According to Witness Number One, he spoke frequently to Brown on the phone in conversations that would last for hours with those calls at times being merged to speak to other gang members.
The Chief Justice on Wednesday, in assessing transcripts of several conversations which were entered into evidence involving Brown, Witness Number One, and others said a conversation contained in exhibit 66, “is an example of how Witness Number One was able to say Mr Brown was a member of the Organisation”.
Brown in the conversation was heard, among other things, voicing his disgust over how members of the gang had defected from alleged leader Andre “Blackman” Bryan while others were becoming laid back and depending only on the extortion funds coming from the Spanish Town bus park. His remedy was that young recruits should be found and indoctrinated.

The trial judge further pointed to references by Witness Number One that sole female defendant Stephanie Cole Christie was ratting out some members of the gang who had defected to the police in order to “clean up” the place so that when Bryan was released from jail, he would have no trouble in regaining his former hold.

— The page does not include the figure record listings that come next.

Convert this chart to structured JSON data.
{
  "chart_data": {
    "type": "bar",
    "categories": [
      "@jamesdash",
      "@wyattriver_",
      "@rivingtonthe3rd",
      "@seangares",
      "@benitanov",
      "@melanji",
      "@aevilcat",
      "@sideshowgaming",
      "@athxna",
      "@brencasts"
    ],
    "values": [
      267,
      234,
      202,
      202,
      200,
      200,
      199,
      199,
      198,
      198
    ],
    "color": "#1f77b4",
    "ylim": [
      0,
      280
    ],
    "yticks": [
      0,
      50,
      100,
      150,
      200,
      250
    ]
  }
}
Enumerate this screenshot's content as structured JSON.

He said it remained to be seen whether this was connected to Brown’s indication that it is time for the organisation to be cleaned up.

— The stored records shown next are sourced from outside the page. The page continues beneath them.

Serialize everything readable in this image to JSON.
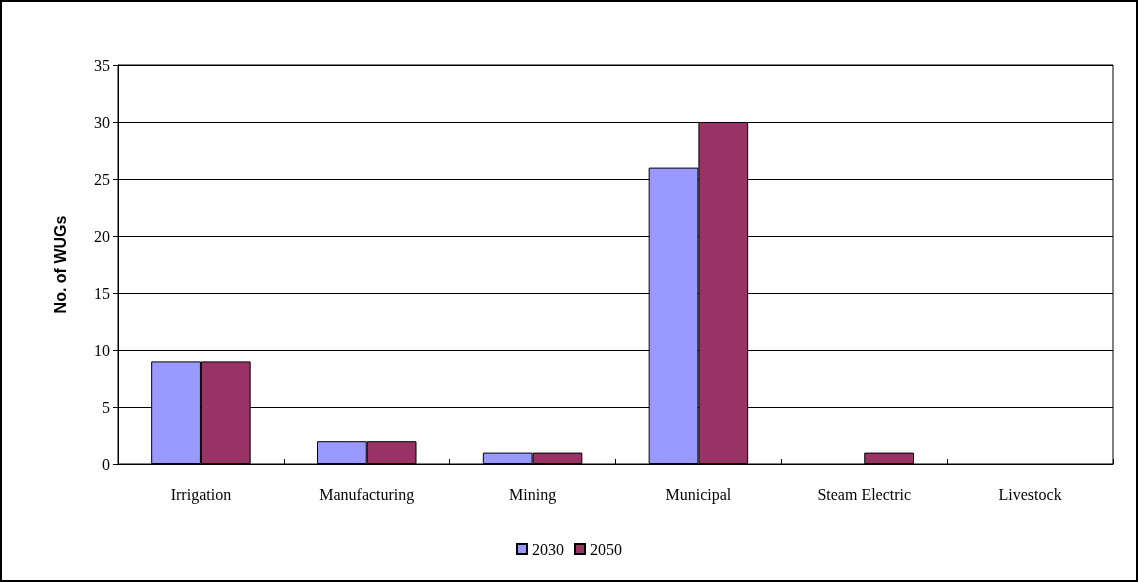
{
  "chart_data": {
    "type": "bar",
    "ylabel": "No. of WUGs",
    "categories": [
      "Irrigation",
      "Manufacturing",
      "Mining",
      "Municipal",
      "Steam Electric",
      "Livestock"
    ],
    "series": [
      {
        "name": "2030",
        "color": "#9999ff",
        "values": [
          9,
          2,
          1,
          26,
          0,
          0
        ]
      },
      {
        "name": "2050",
        "color": "#993366",
        "values": [
          9,
          2,
          1,
          30,
          1,
          0
        ]
      }
    ],
    "ylim": [
      0,
      35
    ],
    "yticks": [
      0,
      5,
      10,
      15,
      20,
      25,
      30,
      35
    ],
    "grid": "y",
    "legend": "bottom"
  }
}
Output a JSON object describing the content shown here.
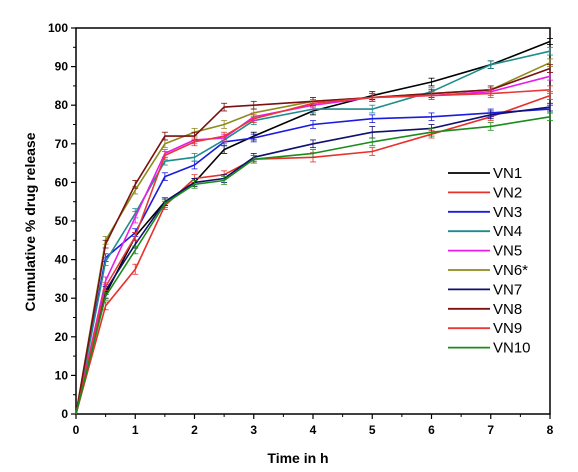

The Chief Justice said the only remaining question is whether the other evidence in the case is sufficient to say that the Citypuss referred to in the calls “is Mr Jason Brown”, whether the identification of that voice made by Witness Number One was accurate, and whether the visual identification of Brown by the senior cop who was brought to identify Brown in person during the trial was correct.
“The critical question is whether Mr Brown is properly identified according to the applicable legal standards. If what Witness Number One said is true in terms of the times and frequency with which he spoke to Mr Brown, it would satisfy the legal standards of prior knowledge of a voice and clearly if exhibit 66 is what it is said to be, the second aspect of the standards in terms of duration content, then exhibit 66 by any measure would do that. The only other aspect now is reliability in terms of voice identification,” the trial judge said.

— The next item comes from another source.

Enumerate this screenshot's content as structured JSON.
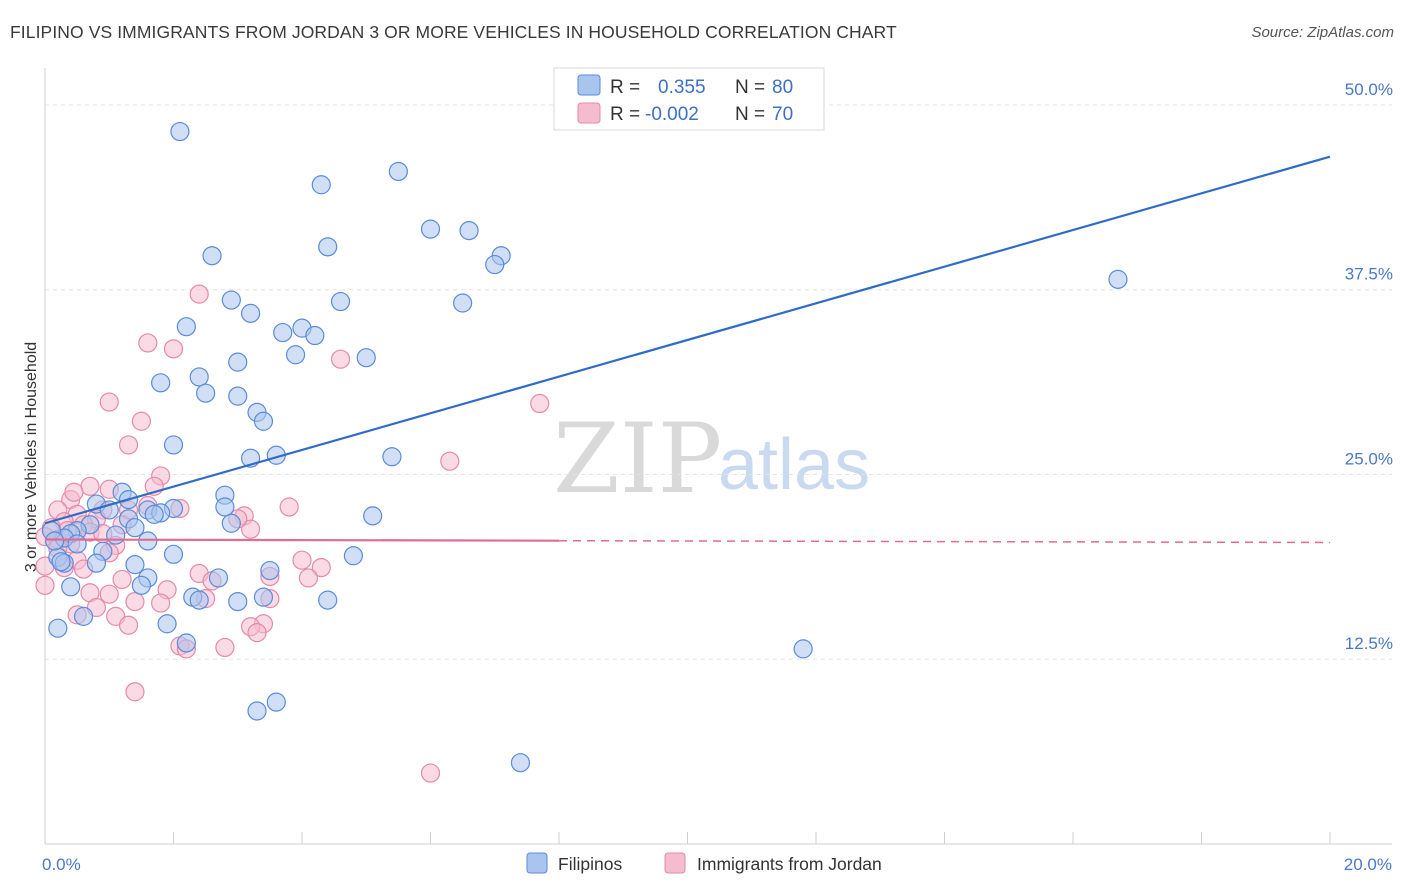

In emphasising that Brown had opted not to make an unsworn statement or give sworn evidence in his defence, the chief justice said, “This is almost what you would call a classic burden and standard of proof assessment. There is no affirmative evidence or unsworn statement for Mr Brown so the question really is, in the absence of that, can we say the prosecution has proved the case against Mr Brown beyond a reasonable doubt?”
In noting that the Crown’s case against Brown is wrapped up in Count Two, the chief justice said, “What we have seen so far in exhibit 65 and 66 is actually consistent with Witness Number One’s assertions that Mr Brown and himself had extensive conversations and would speak all sort of things for hours on end. So, all of this so far is consistent with that.”
Without making any definitive pronouncements on that score, the trial judge said, “So, in the assessment then, is the theory advanced by the Crown holding up? And that is to say that the nature of the conversations Brown was having with Witness Number One would not be possible without him being a member of the organisation.”
The matter continues today at 10:00 in the Supreme Court, downtown Kingston.